Verhandlungen zwischen Russland und Ukraine gescheitert

Trotz des Zeitdrucks haben Russland und die Ukraine auch in der heutigen Verhandlungsrunde keine Einigung im Streit über eine Preissteigerung für Gaslieferungen gefunden. Wenn Russland seine Drohung in die Tat umsetzt, steht der Nachbar ab Sonntag ohne Gas da.

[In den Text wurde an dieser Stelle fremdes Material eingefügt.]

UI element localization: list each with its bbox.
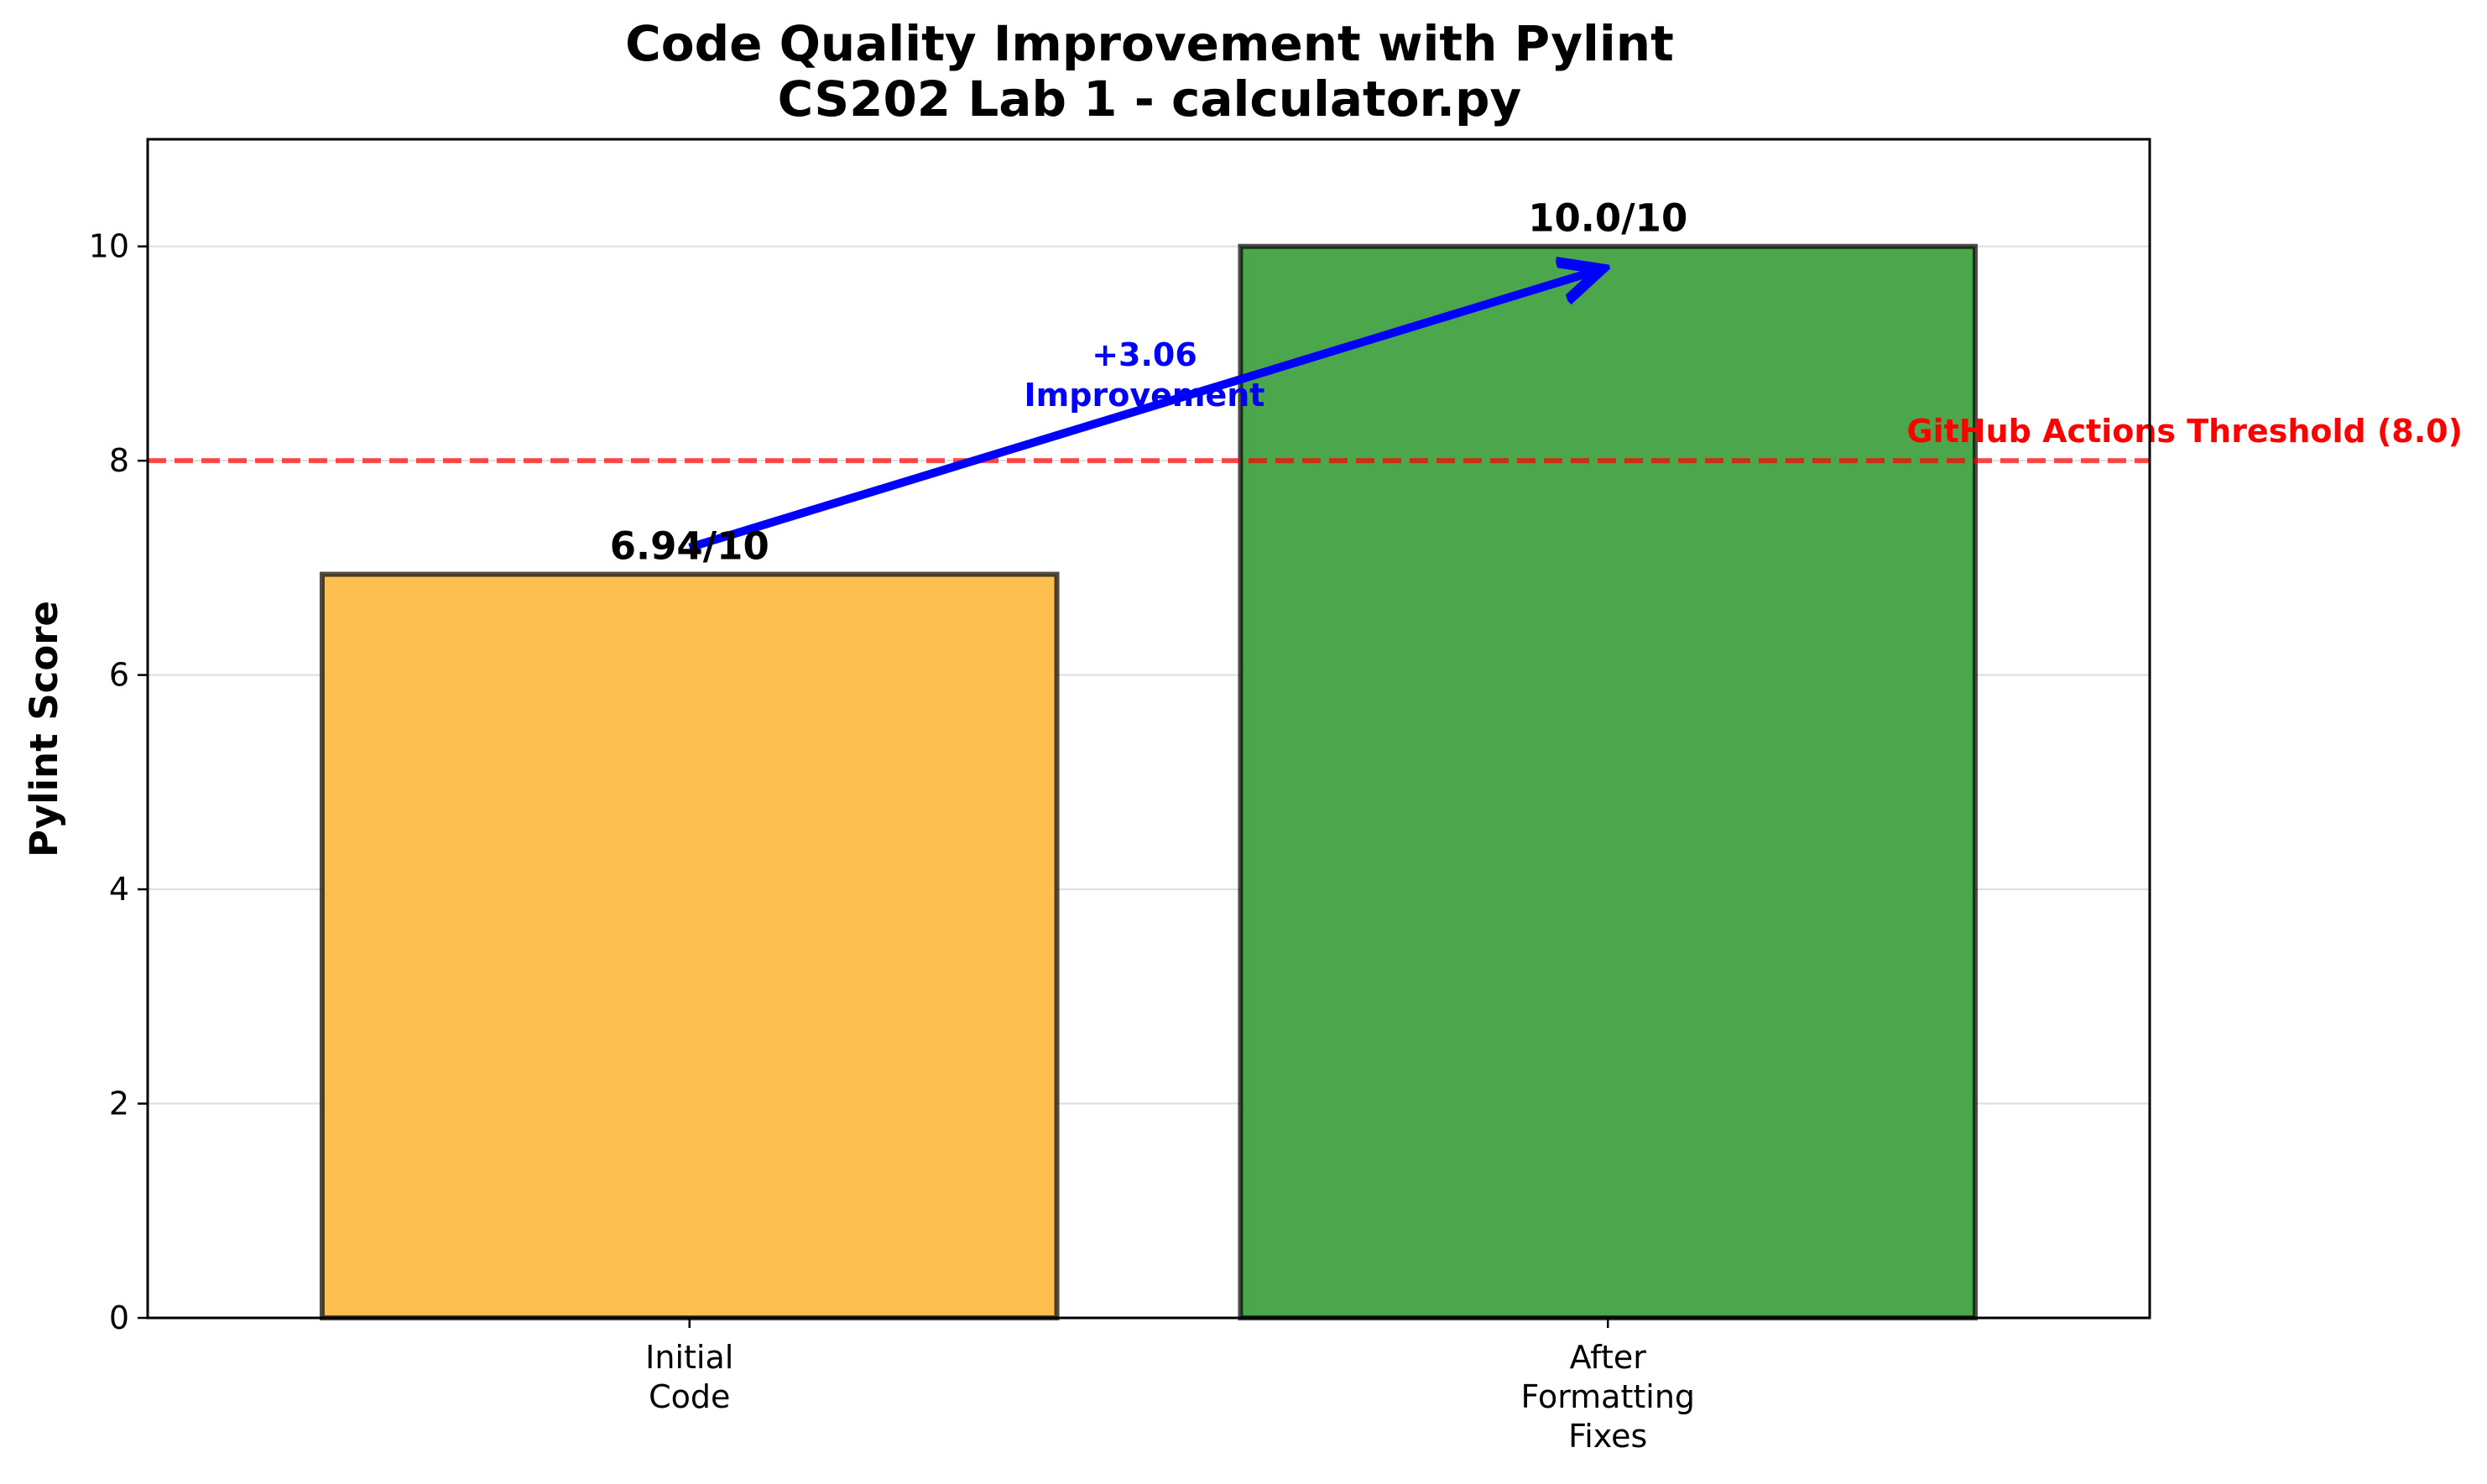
y-tick-label-5: 10 bbox=[89, 228, 129, 265]
threshold-line-group: GitHub Actions Threshold (8.0) bbox=[148, 413, 2463, 464]
threshold-label: GitHub Actions Threshold (8.0) bbox=[1906, 413, 2463, 450]
y-axis-label: Pylint Score bbox=[22, 601, 66, 857]
bars bbox=[319, 243, 1979, 1320]
x-tick-label-0-1: Code bbox=[649, 1378, 730, 1415]
x-tick-label-1-0: After bbox=[1570, 1339, 1647, 1376]
y-axis: 0 2 4 6 8 10 bbox=[89, 228, 148, 1336]
bar-value-label-1: 10.0/10 bbox=[1528, 196, 1687, 241]
improvement-label-1: Improvement bbox=[1025, 377, 1265, 414]
improvement-arrow bbox=[688, 271, 1595, 552]
chart-title: Code Quality Improvement with Pylint bbox=[625, 15, 1674, 72]
bar-0 bbox=[319, 571, 1060, 1320]
x-tick-label-1-1: Formatting bbox=[1520, 1378, 1695, 1415]
data-labels: 6.94/10 10.0/10 bbox=[610, 196, 1688, 569]
x-tick-label-1-2: Fixes bbox=[1568, 1418, 1647, 1455]
improvement-label-0: +3.06 bbox=[1092, 336, 1197, 373]
y-tick-label-0: 0 bbox=[109, 1299, 129, 1336]
x-tick-label-0-0: Initial bbox=[645, 1339, 733, 1376]
improvement-annotation: +3.06 Improvement bbox=[688, 271, 1595, 552]
plot-frame bbox=[146, 138, 2151, 1320]
y-tick-label-4: 8 bbox=[109, 442, 129, 479]
y-tick-label-3: 6 bbox=[109, 657, 129, 694]
bar-1 bbox=[1238, 243, 1979, 1320]
y-tick-label-1: 2 bbox=[109, 1086, 129, 1122]
bar-value-label-0: 6.94/10 bbox=[610, 524, 769, 569]
chart-subtitle: CS202 Lab 1 - calculator.py bbox=[778, 70, 1522, 128]
y-tick-label-2: 4 bbox=[109, 871, 129, 908]
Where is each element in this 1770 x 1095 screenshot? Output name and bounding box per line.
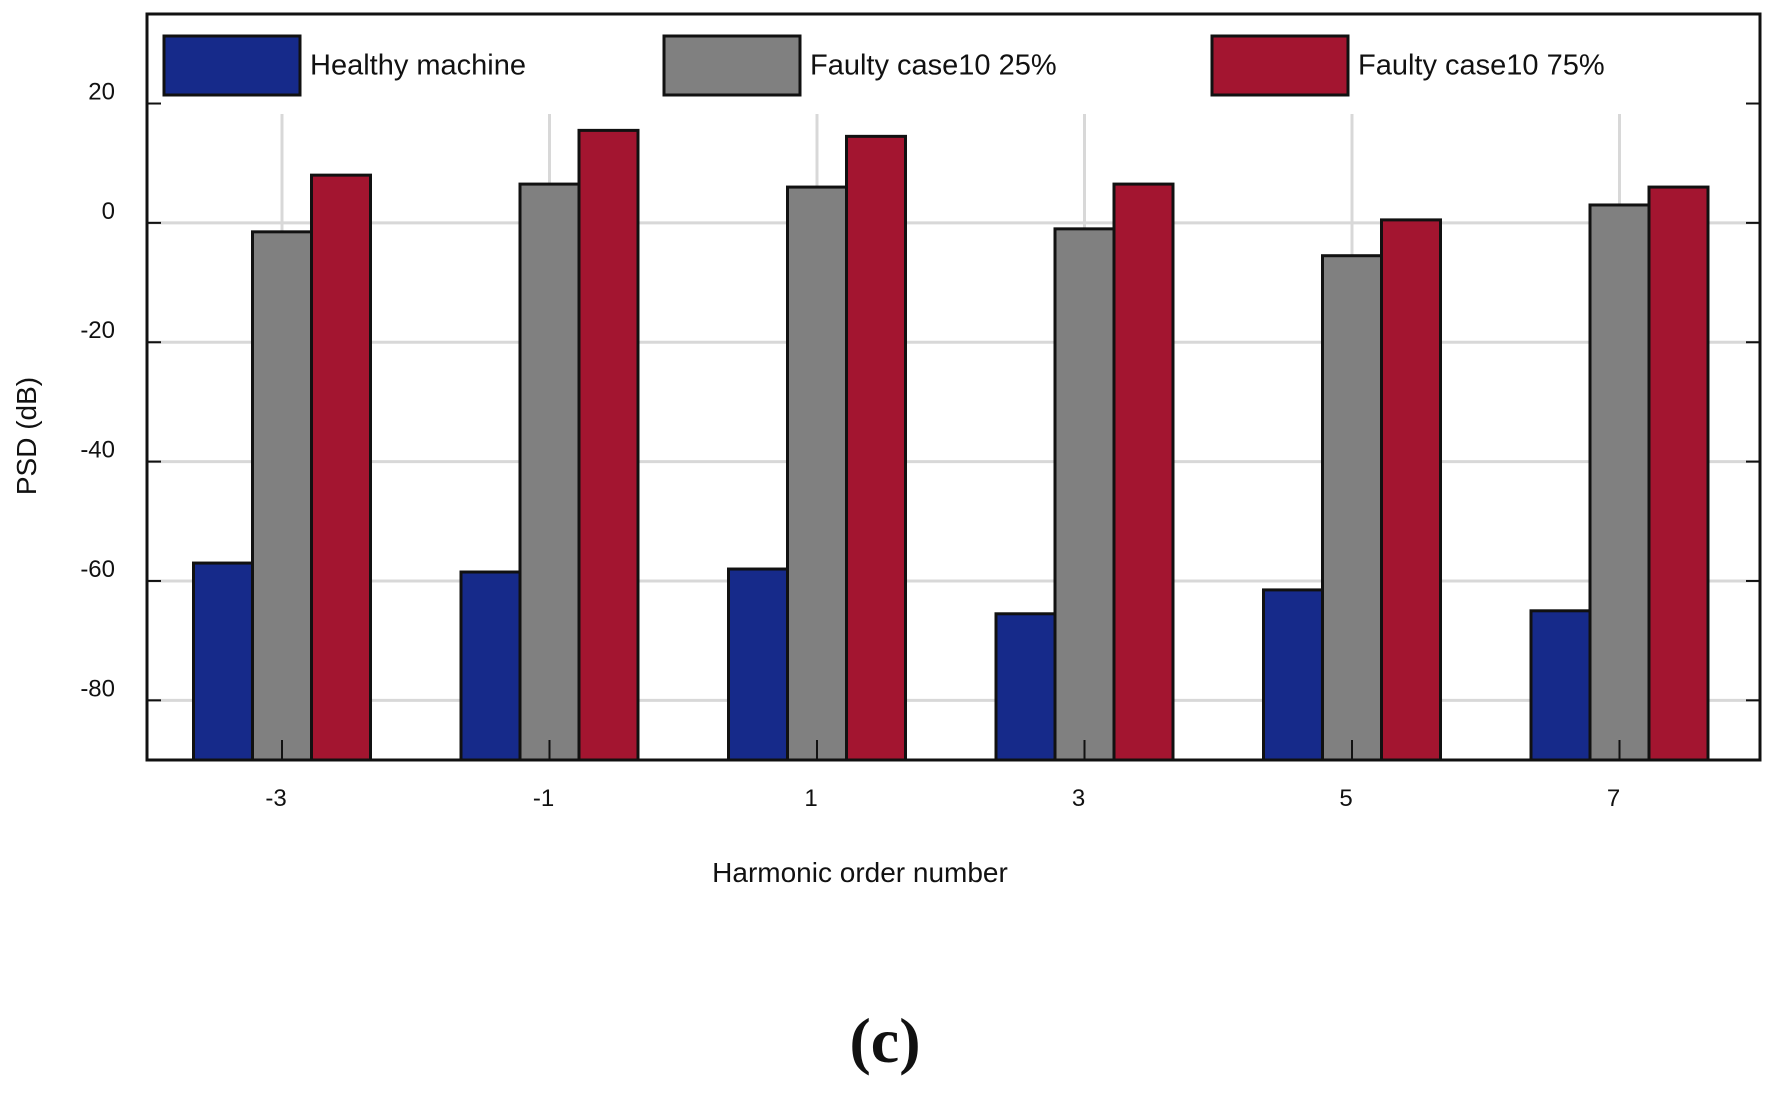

Moskau - Gespräche mit seinem ukrainischen Kollegen Iwan Platschkow seien ergebnislos beendet worden, sagte der russische Energieminister Viktor Christenko laut einem Bericht der Nachrichtenagentur RIA-Nowosti. "Die einzige feststehende Zahl sind 110 Milliarden Kubikmeter Gas, die Russland 2006 durch das ukrainische Pipelinesystem nach Westeuropa pumpt", sagte Christenko nach Angaben der Agentur Itar-Tass. Bei Gasmengen für den Eigenbedarf der Ukraine wie auch bei den Gaspreisen habe es keinen Kompromiss gegeben.

Moskau hat damit gedroht, die Lieferungen in die Ukraine am Sonntag einzustellen, sollte Kiew nicht eine Vervierfachung des Preises akzeptieren. Platschkow hatte noch gestern Abend erklärt, eine Einigung sei möglich, wenn beide Seiten Kompromisse eingingen. Russland will von seiner Forderung aber offenbar nicht abrücken. Präsident Wladimir Putin schlug nach Medienberichten vor, der Ukraine übergangsweise ein Darlehen in Höhe von drei Milliarden Euro zu gewähren.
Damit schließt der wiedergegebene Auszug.